Odette Toulemonde est le premier long métrage que réalisa Éric-Emmanuel Schmitt en 2006. Il aborde avec beaucoup d’humilité la notion de problème, la manière dont il est ressenti et géré. Cette façon qu’il a aussi de distinguer les gens entre eux. Pour certains, le problème est un tracas. Pour d’autres, il peut signifier la fin d’une vie. Mais pour Odette Toulemonde, le problème n’existe tout simplement pas.
Odette Toulemonde (Catherine Frot) travaille à la parfumerie d’une grande galerie commerciale. Elle a élevé seule ses deux enfants depuis la mort de son mari et vit dans un appartement en banlieue avec eux. Elle occupe ses soirées à tisser des plumes sur des coiffes de danseuses pour arrondir ses fins de mois et à lire Balthazar Balsan (Albert Dupontel), un romancier pour lequel elle éprouve une profonde admiration teintée de sentiments amoureux inconscients. Le destin va les rassembler une première fois durant une séance de dédicaces pour laquelle Odette Toulemonde s’est préparée comme pour un baptême. Son émotion est telle qu’elle reste muette face à l’auteur. Sa tristesse n’en est que plus profonde les instants d’après. Odette Toulemonde s’en veut, regrette, se lamente, et trouve refuge une fois de plus dans la lecture du dernier roman de l’écrivain, la kidnappant pour finalement la faire s’envoler.
Désirant plus que tout effacer cet instant de grande faiblesse, elle décide de se rendre à une seconde séance de dédicaces. Balthazar Balsan, torturé par les critiques sarcastiques de son éternel rival Olaf Pims (Jacques Weber) et le départ de sa femme, survole cette seconde rencontre sans porter attention à sa plus grande lectrice. Pourtant, Odette Toulemonde a retrouvé la parole, et réussit même à lui remettre une lettre écrite avec son cœur. Ses mots couchés sur le papier parviendront-ils jusqu’à leur destinataire ?
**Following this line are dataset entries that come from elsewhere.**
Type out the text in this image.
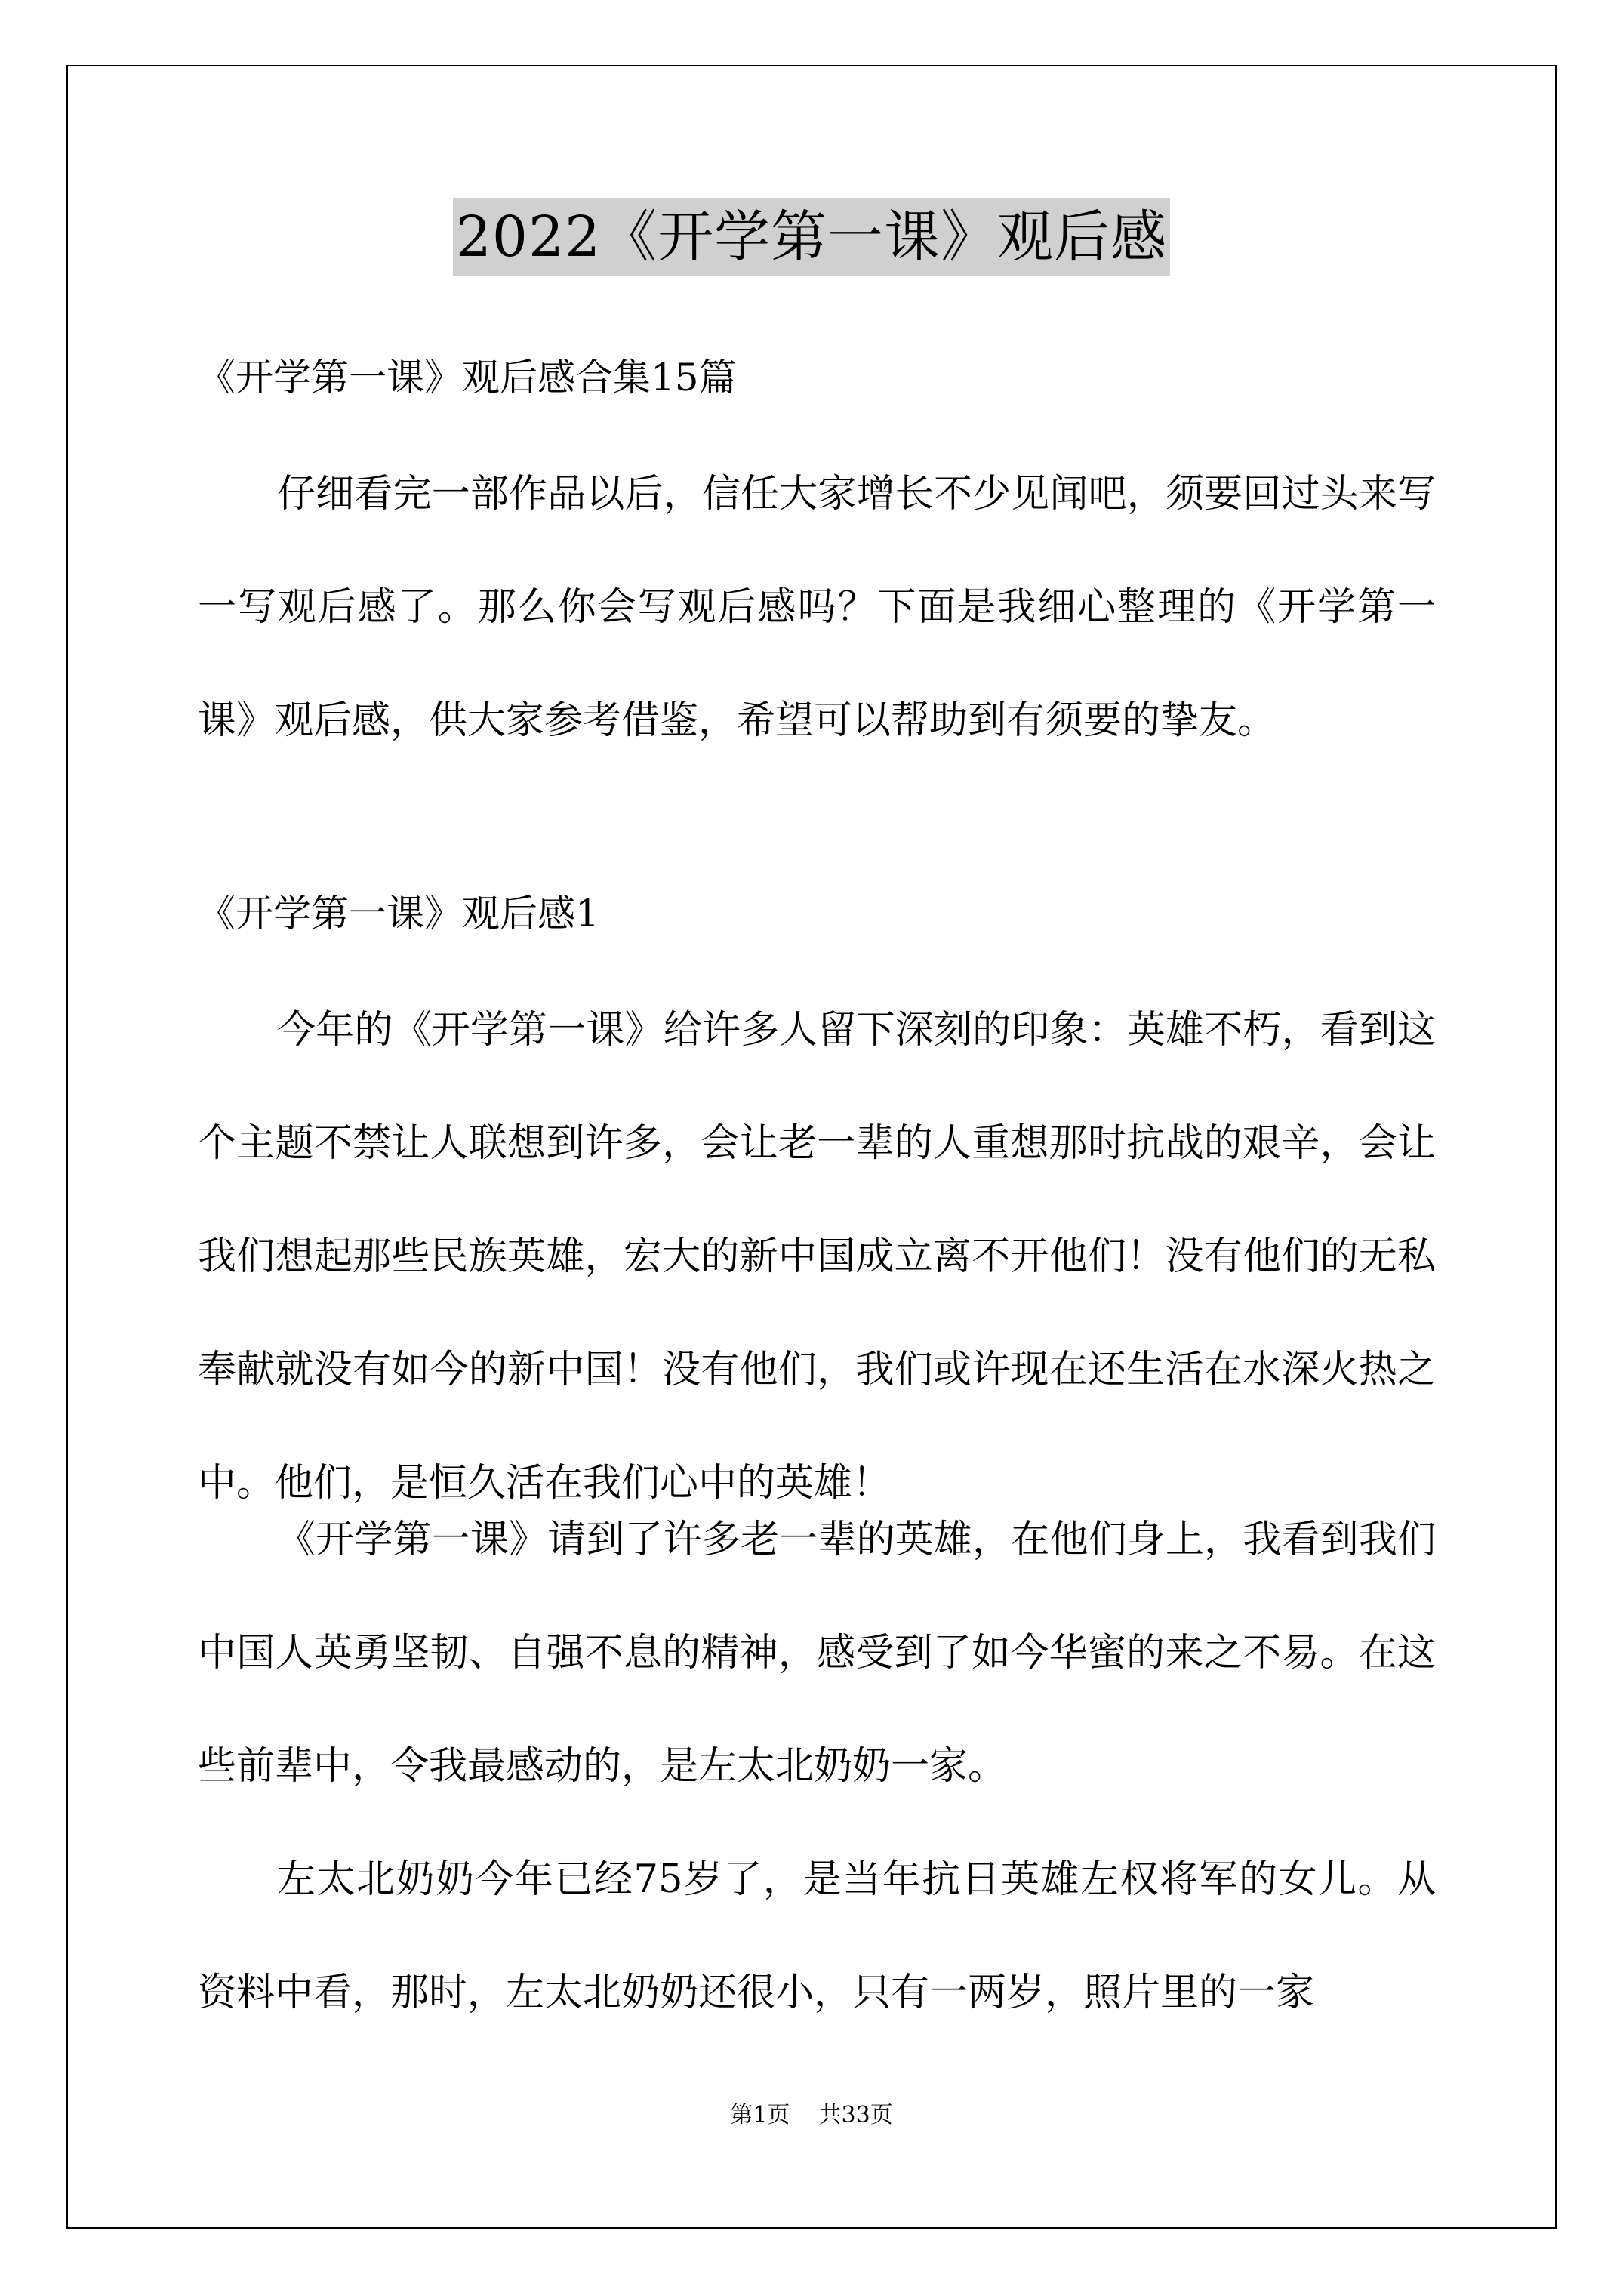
2022《开学第一课》观后感
《开学第一课》观后感合集15篇

仔细看完一部作品以后，信任大家增长不少见闻吧，须要回过头来写一写观后感了。那么你会写观后感吗？下面是我细心整理的《开学第一课》观后感，供大家参考借鉴，希望可以帮助到有须要的挚友。

《开学第一课》观后感1

今年的《开学第一课》给许多人留下深刻的印象：英雄不朽，看到这个主题不禁让人联想到许多，会让老一辈的人重想那时抗战的艰辛，会让我们想起那些民族英雄，宏大的新中国成立离不开他们！没有他们的无私奉献就没有如今的新中国！没有他们，我们或许现在还生活在水深火热之中。他们，是恒久活在我们心中的英雄！

《开学第一课》请到了许多老一辈的英雄，在他们身上，我看到我们中国人英勇坚韧、自强不息的精神，感受到了如今华蜜的来之不易。在这些前辈中，令我最感动的，是左太北奶奶一家。

左太北奶奶今年已经75岁了，是当年抗日英雄左权将军的女儿。从资料中看，那时，左太北奶奶还很小，只有一两岁，照片里的一家

第1页    共33页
Odette Toulemonde : accueillir sans se perdre
Comédie romantique empreinte d’une analyse sociétale sans artifice, Odette Toulemonde charme par cet aspect très ancré dans une réalité parfois étouffante capable d’évoluer en quelques secondes vers ces rêves transportant quiconque demeure ouvert à eux. Le problème n’en est plus un dès lors que le sourire d’Odette Toulemonde se fait jour, sans rougir, aux yeux de tous. Après tout, quelle honte y’aurait-il à espérer et à croire secrètement en l’autre ?
C’est justement ce qui fait toute l’identité d’Odette Toulemonde, interprétée avec tact par Catherine Frot, que ce soit en marchant dans les rues de la ville, dans celles des nuages, qu’en dansant sur les airs endiablés de Joséphine Baker. Là où elle passe, le problème trépasse comme par magie, à ceci près que cette considération des choses suggère avant tout une sagesse tannée dans l’adversité d’un quotidien ramenant à l’essentiel.
Le bon grain et l’ivraie
Ainsi, la bulle de l’artiste incompris emprisonné dans une crise existentielle morbide éclate. Les projections deviennent autant de révélations heurtant son âme hermétique depuis trop d’années au bonheur. Si seulement il suffisait d’une baguette magique pour que cet enchantement soit accessible à tous, n’importe où, d’un claquement de doigts !
Mais le spectateur conviendra grâce au seul sourire d’Odette Toulemonde que le bonheur, s’il est à la portée de tous, est un long cheminement pavé de bonnes intentions comme autant de mauvais prétextes pour s’en détourner si facilement. Si la patience vis-à-vis de l’autre est nécessaire, celle vis-à-vis de soi est déterminante. Jusqu’à ces mots qui réchauffent le cœur et qui délivrent parce qu’ils affirment, enfin, qu’elle n’avait en fait jamais été vaine.